Wilcoxon Rank Sum Test

To calculate the Test Statistic, W:

  1. Put both samples in an array

  2. Label each observation according to which group / condition it belongs to

  3. Sort resulting list, keeping sample labels attached to each observation / value and assign a rank to each value

    1. Ties get average ranks; a 2-way tie at rank i would get a rank of (rank i + (rank i +1))/2; 3-way tie – of (rank i + (rank i +1) + (rank i +2))/3 etc.
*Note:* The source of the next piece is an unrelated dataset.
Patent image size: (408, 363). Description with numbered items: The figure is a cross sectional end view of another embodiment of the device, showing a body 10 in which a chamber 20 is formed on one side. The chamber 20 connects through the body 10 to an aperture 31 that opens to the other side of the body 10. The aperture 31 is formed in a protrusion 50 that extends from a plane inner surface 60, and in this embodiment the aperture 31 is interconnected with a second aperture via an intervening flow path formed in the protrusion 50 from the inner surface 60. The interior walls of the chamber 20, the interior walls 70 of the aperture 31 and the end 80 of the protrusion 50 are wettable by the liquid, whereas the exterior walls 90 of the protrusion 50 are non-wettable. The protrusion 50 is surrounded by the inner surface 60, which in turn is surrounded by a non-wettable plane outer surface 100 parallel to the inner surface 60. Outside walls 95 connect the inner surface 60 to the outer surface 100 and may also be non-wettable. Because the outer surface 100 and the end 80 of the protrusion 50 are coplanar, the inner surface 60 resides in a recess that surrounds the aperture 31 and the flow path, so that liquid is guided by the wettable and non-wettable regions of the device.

  4. Add up the rank for each sample / condition

  5. Assess significance by comparing the smaller sum of the ranks with a critical value

    1. Reject the null hypothesis if our value is smaller than that in the table – there is a difference between the groups.

Example

  1. Make combined vector of the samples

> ozone<-c(gardenA,gardenB)

> ozone

[1] 3 4 4 3 2 3 1 3 5 2 5 5 6 7 4 4 3 5 6 5

  1. Assign a group label to each observation

> label<-c(rep("A",10),rep("B",10))

> label

[1] "A" "A" "A" "A" "A" "A" "A" "A" "A" "A" "B" "B" "B" "B" "B" "B" "B" "B" "B"

[20] "B"

  1. Sort and rank resulting list, averaging over tied values

> combined.ranks<-rank(ozone)

> combined.ranks

[1] 6.0 10.5 10.5 6.0 2.5 6.0 1.0 6.0 15.0 2.5 15.0 15.0 18.5 20.0 10.5

[16] 10.5 6.0 15.0 18.5 15.0

  1. Sum all the ranks for each sample (garden, in this case)

> tapply(combined.ranks,label,sum)

A B

66 144

  1. Assess significance by comparing the smaller sum of the ranks with a critical value

  1. Carry out procedure automatically, with no need for tables / critical values

> wilcox.test(gardenA,gardenB)



Wilcoxon rank sum test with continuity correction



data: gardenA and gardenB

W = 11, p-value = 0.002988

alternative hypothesis: true location shift is not equal to 0



(Warning message:

In wilcox.test.default(gardenA, gardenB) :

cannot compute exact p-value with ties)



N.B. The Wilcoxon is more conservative than the t-test on parametric data; if it’s significant in the Wilcoxon it’s likely to be more sig in the t-test.